Há, entretanto, a necessidade de se analisar este impedimento com
esmero. Isso porquê até 5 de maio de 2010 o período entre a data do fato e o recebimento da denúncia era compreendido na possibilidade de aplicação da prescrição retroativa. Assim previa o atualmente revogado § 2º do artigo 110 do Código Penal: “a prescrição, de que trata o parágrafo anterior, pode ter por termo inicial a data anterior à do recebimento da denúncia ou da queixa”. Assim, diferente de agora, era expressamente permitido reconhecer a prescrição retroativa tomando como termo inicial data anterior ao recebimento da denúncia.
A importância de se levar isso em conta reside naquilo que
estabelece o inciso XL do artigo 5º da Constituição Federal (“a lei penal não retroagirá, salvo para beneficiar o réu”). Considerando que a lei penal não pode retroagir em prejuízo de ninguém, tem-se que o impedimento de se aplicar a prescrição retroativa entre a data do fato e a do recebimento da denúncia só pode ter vez a partir de fatos posteriores a data da mencionada modificação legal.
Deste modo, tem-se que para fatos ocorridos antes de 5 de maio
de 2010 (data da Lei n.º 12.234/2010 – que alterou os artigos 109 e 110 do Código Penal), é perfeitamente possível e devida a aplicação da prescrição retroativa no período compreendido entre a data do fato e a do recebimento da denúncia, pois situados quando ainda vigentes o texto legal atualmente revogado (§ 2º do artigo 110 do Código Penal e a redação original do seu § 1º).

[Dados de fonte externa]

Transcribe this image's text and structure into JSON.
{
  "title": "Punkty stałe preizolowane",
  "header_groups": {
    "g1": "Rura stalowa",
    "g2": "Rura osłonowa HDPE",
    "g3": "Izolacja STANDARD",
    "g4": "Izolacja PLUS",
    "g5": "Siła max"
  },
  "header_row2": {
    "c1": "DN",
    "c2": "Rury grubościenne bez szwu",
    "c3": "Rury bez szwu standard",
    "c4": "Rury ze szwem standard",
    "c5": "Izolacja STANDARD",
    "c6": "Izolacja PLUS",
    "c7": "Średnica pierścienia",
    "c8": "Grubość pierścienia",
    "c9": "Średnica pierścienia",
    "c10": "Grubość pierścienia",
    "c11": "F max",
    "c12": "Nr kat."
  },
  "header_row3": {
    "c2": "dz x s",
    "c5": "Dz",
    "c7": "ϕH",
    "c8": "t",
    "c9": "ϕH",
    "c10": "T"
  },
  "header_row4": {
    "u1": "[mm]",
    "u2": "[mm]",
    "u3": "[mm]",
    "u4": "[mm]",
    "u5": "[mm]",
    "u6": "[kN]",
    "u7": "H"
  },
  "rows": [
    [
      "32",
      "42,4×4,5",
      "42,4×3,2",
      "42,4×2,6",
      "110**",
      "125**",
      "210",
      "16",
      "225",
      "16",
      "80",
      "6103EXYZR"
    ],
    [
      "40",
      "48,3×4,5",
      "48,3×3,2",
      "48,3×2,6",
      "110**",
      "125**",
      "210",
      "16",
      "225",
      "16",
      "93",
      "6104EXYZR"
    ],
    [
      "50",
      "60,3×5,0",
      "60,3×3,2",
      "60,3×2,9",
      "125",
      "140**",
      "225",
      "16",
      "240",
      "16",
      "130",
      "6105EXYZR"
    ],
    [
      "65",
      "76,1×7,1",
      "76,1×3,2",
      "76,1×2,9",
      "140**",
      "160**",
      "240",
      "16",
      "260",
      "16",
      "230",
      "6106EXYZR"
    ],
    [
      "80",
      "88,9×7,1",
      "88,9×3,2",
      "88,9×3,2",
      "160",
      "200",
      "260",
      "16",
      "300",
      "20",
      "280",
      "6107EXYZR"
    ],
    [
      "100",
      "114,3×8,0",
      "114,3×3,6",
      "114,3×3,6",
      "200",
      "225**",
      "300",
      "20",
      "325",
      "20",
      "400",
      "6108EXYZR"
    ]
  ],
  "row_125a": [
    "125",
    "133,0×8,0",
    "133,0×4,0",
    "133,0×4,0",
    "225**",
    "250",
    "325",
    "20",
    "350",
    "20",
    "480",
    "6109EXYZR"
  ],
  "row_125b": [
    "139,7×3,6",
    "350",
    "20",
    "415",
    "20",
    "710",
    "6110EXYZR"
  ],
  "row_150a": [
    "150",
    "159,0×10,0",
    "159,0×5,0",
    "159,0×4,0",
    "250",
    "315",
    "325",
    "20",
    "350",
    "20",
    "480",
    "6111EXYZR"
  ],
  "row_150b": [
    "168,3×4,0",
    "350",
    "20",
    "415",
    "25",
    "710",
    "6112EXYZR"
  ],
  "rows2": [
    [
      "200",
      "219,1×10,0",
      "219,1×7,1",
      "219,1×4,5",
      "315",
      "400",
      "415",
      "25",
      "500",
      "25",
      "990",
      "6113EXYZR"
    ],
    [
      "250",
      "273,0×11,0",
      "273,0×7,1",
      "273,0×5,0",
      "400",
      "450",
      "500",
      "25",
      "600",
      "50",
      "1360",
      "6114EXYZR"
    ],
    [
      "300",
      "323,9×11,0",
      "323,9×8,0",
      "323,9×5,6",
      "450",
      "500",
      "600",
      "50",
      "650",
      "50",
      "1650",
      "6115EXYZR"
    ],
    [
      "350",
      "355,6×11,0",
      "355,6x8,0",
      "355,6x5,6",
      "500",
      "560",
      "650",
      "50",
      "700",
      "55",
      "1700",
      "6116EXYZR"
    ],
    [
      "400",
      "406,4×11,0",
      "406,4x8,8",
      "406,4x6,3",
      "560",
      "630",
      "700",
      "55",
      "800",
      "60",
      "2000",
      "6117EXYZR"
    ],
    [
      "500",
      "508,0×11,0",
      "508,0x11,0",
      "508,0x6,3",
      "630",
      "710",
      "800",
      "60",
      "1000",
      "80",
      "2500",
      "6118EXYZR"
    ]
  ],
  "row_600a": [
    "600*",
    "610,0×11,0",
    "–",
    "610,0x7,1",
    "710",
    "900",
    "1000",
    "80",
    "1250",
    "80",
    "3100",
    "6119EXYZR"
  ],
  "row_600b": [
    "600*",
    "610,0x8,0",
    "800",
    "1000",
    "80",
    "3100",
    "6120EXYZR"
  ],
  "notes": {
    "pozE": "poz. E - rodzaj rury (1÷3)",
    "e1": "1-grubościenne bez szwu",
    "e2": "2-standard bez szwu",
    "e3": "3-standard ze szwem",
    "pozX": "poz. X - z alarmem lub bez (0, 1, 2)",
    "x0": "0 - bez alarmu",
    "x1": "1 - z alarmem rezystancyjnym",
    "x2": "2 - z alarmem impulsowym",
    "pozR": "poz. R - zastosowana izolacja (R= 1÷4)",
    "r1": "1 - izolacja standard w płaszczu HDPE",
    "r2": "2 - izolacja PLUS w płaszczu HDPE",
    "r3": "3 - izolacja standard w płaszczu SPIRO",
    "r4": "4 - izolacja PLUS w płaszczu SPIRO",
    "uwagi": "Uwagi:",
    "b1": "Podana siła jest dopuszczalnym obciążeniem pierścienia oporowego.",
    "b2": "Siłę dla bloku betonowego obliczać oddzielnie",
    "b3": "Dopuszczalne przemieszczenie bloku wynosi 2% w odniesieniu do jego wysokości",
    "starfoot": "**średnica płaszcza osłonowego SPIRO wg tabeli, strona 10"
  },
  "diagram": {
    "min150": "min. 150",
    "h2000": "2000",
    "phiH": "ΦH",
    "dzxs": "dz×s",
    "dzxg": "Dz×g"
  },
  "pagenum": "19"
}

Eis a atenção que deve ser tomada quando da análise da
possibilidade ou não da prescrição retroativa entre o fato e a denúncia. EMENTA: AGRAVO EM EXECUÇÃO CRIMINAL. RECURSO DA DEFESA. EXTINÇÃO DA PUNIBILIDADE EM RAZÃO DA PRESCRIÇÃO DA PRETENSÃO PUNITIVA NA MODALIDADE RETROATIVA. POSSIBILIDADE. MAJORAÇÃO EM 1/3 PELA REINCIDÊNCIA. INVIABILIDADE. SÚMULA 220 DO STJ. RECURSO PROVIDO. 1. Consoante o art. 110, §1º e a Súmula 146 do Supremo Tribunal Federal, a prescrição retroativa, espécie da prescrição da pretensão punitiva, é calculada pela pena concreta, ou seja, pela pena aplicada na sentença condenatória. 2. Como a pena fixada na sentença condenatória é de 07 (sete) anos e 08 (oito) meses de reclusão, a prescrição ocorre em 12 (doze anos), conforme art. 109, inciso III, do Código Penal. A prescrição da pretensão punitiva retroativa deve ser contada da publicação da sentença para trás. Desse modo, como a sentença foi publicada em 25 de junho de 2018 e a denúncia foi recebida em 30 de novembro de 2005, transcorreu-se o lapso temporal superior a 12 (doze) anos, tendo a prescrição da pretensão punitiva em concreto se consumado em 30 de novembro de 2017, data anterior à prolação da sentença, que só foi proferida em 25 de junho de 2018. 3. A causa de aumento de 1/3 em razão da reincidência não deve incidir no caso em apreço. Isso porque, de acordo com entendimento jurisprudencial e doutrinário pacíficos, esse aumento é aplicável exclusivamente à prescrição da pretensão executória, que não é o caso. Súmula n. 220/STJ diz: a reincidência não influi no prazo da prescrição da pretensão punitiva. 4. Recurso a que se dá provimento.